If you’ve never been to the Hudson Valley, I highly suggest arranging a sojourn. In Sleepy Hollow, the Hudson spans a whopping three miles in width, making for an excellent vista and a spacious watersports playground. The view is in fact so good that when the Rockefellers built their Rockwood Estate, they also bought the bluffs across the river to maintain an unadulterated landscape. Along with the Rockefellers, those of us on the east side of the river enjoyed the daily treat of watching the sun set itself down in swirls of purple and orange glory behind the Palisades. Then, the next morning, we greeted the sun again as it illuminated every green and blue crevice of the cliff face. I tried to paint it once, but the colors changed so fast I couldn’t keep up.
Growing up, the river was a refuge, a place for breathing freely and remembering the important things. My other refuge was the woods. The extensive Rockefeller properties have long since become a state park complete with carriage trails, grandiose stone bridges, babbling brooks, and towering oaks and hemlocks. The last two weeks of July were my favorite. The entire forest would erupt in delicious red berries. We called them red-caps, but I don’t know why. They looked like bright red raspberries, but were juicier and fell apart in your fingers. I would stay in the woods for hours walking and feasting on berries. Sometimes my siblings and I would manage to pick enough for pies, and then sometimes we would even leave enough uneaten to actually make the pies.

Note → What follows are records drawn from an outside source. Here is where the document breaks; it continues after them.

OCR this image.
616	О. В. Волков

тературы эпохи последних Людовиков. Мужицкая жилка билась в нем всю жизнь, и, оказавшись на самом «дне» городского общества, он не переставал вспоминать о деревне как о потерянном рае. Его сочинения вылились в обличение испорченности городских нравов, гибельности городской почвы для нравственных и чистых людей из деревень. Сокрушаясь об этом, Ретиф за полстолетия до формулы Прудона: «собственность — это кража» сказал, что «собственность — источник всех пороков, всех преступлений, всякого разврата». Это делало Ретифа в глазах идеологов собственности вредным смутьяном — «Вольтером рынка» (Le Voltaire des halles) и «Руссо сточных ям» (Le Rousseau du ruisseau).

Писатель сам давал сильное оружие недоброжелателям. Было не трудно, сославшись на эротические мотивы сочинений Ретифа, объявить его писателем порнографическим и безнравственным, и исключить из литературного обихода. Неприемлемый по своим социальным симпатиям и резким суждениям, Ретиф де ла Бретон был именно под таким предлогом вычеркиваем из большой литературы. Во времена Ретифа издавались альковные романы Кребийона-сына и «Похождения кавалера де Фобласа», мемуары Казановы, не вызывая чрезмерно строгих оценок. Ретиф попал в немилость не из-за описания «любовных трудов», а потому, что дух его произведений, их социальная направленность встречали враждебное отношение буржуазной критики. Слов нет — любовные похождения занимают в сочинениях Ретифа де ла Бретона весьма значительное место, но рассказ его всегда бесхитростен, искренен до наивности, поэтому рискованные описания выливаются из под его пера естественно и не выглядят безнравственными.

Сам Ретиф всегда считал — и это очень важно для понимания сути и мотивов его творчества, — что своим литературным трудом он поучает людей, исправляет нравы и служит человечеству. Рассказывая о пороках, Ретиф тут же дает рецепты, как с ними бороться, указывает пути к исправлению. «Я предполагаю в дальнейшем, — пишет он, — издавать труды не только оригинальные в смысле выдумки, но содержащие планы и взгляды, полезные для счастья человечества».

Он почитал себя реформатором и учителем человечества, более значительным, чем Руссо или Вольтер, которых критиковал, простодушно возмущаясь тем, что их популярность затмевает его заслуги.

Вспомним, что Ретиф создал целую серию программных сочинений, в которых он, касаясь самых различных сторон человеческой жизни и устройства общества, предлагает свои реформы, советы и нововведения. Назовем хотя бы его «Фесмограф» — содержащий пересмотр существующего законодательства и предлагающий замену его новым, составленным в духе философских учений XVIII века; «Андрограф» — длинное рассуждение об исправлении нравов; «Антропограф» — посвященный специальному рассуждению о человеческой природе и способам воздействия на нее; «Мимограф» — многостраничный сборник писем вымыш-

Between the enticements of playing in the woods and swimming, kayaking, and windsurfing in the river, summer days went by fast. I think longingly now of capping off those days with dinner at the beach. My family would pack up the picnic basket, either with homemade goodies or our favorite local take-out fare, and set up for an elegant though rustic dinner at the beach. I like to think the setting made the food taste even better. I like remembering how all of my family enjoyed this time together. I like thinking about dining with my toes in the sand.
There is so much to say of that near-perfect summer locale, what with trips into the city to see a show or visit a museum or eat in Chinatown, or treks up to the Shakespeare festival at the Boscobel estate, or vacations in the Adirondacks—a mere five-hour drive to an ancient, wilderness paradise. But for now I will explain about the sandwiches. Growing up in New York I took sandwiches for granted; every corner had a deli and every deli had fresh ingredients served up on fresh, fluffy, crusty bread. I have since learned that the rest of America does not adhere to this same reverence for sandwich craft, and it saddens me greatly. I salivate now thinking of the best local deli, Rocky’s, where they even fried up homemade kettle chips to accompany your Italian Combo or Chicken Parmesan. What makes New York sandwiches so special? Many things, but mostly the bread. No New York establishment would ever dream of serving old bread, let alone lifeless, tasteless hoagie rolls or whatever concoctions Subway and the like manufacture. New York delis employ fresh kaiser rolls, or fresh baguettes, or classic New York bagels, or hearty multi-grain, and all of them perfectly match the ingredients they house. My kingdom for a decent sandwich.
For the record, Potbelly is the best sandwich chain if you are in a pinch.
Anyway, summer in Sleepy Hollow…those were the days.